The new carbon currency proposed under the Emissions Trading Scheme (ETS) is likely to come under major pressure as a result of the two-year delay on charges to apply to transport fuels announced by the Government.
The change will cut demand for the new carbon currency, the NZU, as one-third fewer carbon credits will now be required to be surrendered to the Government over the first five years of the scheme, and this could significantly reduce what the NZU will sell for. Only if Kyoto forest owners stay away in droves from the ETS, or the Government props up the new carbon currency with taxpayer funds, will the squeeze on its value be avoided. Any drop in the value of the NZU will directly reduce the earnings forest owners can achieve for the carbon their trees absorb. The change provides further reason to dump the idea of creating the NZU and to use instead just the international carbon currencies already created by the Kyoto Protocol.
While the delay in applying emission charges to transport fuels will reduce costs to road users by a billion dollars, households, SMEs and road users will still carry over 90% of the net charges resulting from the ETS up to 2013. Under the scheme’s original rules, these groups that generate only a third of the nations emissions would have paid 91% of the charges. They will now pay 92%.
The new set of Kyoto accounts, which the Government says have reduced the Kyoto deficit to half its previous level, does not alter the Sustainability Council’s estimate that the ETS will reduce gross emissions by less than 2% over the first five years of the scheme. The Sustainability Council will be presenting this update on its recently released report, The Carbon Challenge, when it appears before a Parliamentary select committee today.

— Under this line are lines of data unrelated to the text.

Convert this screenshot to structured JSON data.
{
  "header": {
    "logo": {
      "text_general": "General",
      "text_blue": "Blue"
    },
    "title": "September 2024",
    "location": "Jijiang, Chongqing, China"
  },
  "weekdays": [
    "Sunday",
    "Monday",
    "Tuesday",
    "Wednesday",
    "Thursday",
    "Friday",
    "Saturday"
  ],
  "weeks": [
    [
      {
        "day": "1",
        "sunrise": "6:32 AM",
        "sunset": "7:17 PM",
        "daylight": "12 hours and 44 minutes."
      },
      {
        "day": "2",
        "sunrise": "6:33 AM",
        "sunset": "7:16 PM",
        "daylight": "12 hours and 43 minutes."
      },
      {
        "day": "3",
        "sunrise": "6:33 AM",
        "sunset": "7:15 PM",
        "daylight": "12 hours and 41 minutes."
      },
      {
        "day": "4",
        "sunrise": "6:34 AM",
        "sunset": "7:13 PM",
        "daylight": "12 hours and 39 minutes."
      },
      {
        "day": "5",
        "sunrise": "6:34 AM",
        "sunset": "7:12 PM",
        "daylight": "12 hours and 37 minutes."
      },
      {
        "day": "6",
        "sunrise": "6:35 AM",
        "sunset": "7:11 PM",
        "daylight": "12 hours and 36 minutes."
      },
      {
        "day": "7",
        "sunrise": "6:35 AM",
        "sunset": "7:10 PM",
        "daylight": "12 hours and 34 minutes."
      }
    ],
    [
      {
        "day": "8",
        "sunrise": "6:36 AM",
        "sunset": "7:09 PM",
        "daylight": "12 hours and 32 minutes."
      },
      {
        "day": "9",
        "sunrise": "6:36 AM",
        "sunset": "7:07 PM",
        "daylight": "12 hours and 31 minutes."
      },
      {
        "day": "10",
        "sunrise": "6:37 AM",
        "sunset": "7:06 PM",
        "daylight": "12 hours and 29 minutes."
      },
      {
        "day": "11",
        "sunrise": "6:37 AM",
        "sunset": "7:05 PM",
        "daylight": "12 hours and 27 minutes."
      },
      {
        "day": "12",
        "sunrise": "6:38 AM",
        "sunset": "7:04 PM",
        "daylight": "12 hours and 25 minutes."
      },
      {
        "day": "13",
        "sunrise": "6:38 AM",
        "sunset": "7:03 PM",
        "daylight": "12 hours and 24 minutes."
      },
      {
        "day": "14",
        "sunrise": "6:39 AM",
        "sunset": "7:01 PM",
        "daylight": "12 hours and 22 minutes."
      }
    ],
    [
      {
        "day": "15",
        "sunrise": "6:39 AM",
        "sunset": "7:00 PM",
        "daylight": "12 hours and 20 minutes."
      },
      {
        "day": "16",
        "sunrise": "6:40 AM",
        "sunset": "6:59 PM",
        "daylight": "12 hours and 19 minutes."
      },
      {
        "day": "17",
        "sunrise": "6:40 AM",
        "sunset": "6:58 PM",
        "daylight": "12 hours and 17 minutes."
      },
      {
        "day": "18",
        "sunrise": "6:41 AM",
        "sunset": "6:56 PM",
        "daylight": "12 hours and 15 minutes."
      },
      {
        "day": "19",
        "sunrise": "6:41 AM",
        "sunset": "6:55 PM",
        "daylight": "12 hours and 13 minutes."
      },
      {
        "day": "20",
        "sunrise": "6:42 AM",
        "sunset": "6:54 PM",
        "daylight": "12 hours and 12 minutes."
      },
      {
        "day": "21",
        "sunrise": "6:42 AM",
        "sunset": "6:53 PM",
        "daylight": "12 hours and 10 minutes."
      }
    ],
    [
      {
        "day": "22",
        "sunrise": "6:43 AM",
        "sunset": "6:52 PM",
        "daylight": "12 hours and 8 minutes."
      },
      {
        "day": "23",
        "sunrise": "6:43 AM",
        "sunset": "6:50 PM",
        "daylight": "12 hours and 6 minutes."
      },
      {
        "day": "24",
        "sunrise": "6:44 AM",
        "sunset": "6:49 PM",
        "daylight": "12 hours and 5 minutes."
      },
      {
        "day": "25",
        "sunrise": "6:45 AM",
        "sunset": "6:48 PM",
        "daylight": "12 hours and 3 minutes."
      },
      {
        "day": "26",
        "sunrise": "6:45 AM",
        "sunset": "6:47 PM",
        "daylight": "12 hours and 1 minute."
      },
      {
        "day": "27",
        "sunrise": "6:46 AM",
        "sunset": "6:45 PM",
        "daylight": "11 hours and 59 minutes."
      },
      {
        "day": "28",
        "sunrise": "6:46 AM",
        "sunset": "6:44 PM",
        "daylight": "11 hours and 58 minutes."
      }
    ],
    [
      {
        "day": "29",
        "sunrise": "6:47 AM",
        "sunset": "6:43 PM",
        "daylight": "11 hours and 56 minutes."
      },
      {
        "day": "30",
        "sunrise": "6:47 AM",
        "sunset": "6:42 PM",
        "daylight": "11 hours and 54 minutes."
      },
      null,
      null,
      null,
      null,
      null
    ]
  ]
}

The delay in putting a price on emissions from transport fuels is disappointing because the scheme is already far too reliant on promises that something will happen in the distant political future, when the time to start to apply charges is now. There is no case for delaying the time at which road users begin to pay their share of the Kyoto bill. However, the amount they would have to pay each year could be reduced very significantly if agricultural producers and the major emitters also paid their fair share, starting at the same time.
The fair and efficient way forward is for everyone to face a charge on the same proportion of their emissions, at each point in time, with that proportion rising over time along a progressively-rising ramp. What we have instead is a scheme that allows most sectors to start late, and provides blanket subsides to major emitters and the agriculture sector, rather than case by case consideration of transitional assistance for individual producers. The Kyoto bill is not going away. Rather than trying to put off paying it, the focus needs to go on beginning early and securing broad agreement around the starting point and slope of the ramp.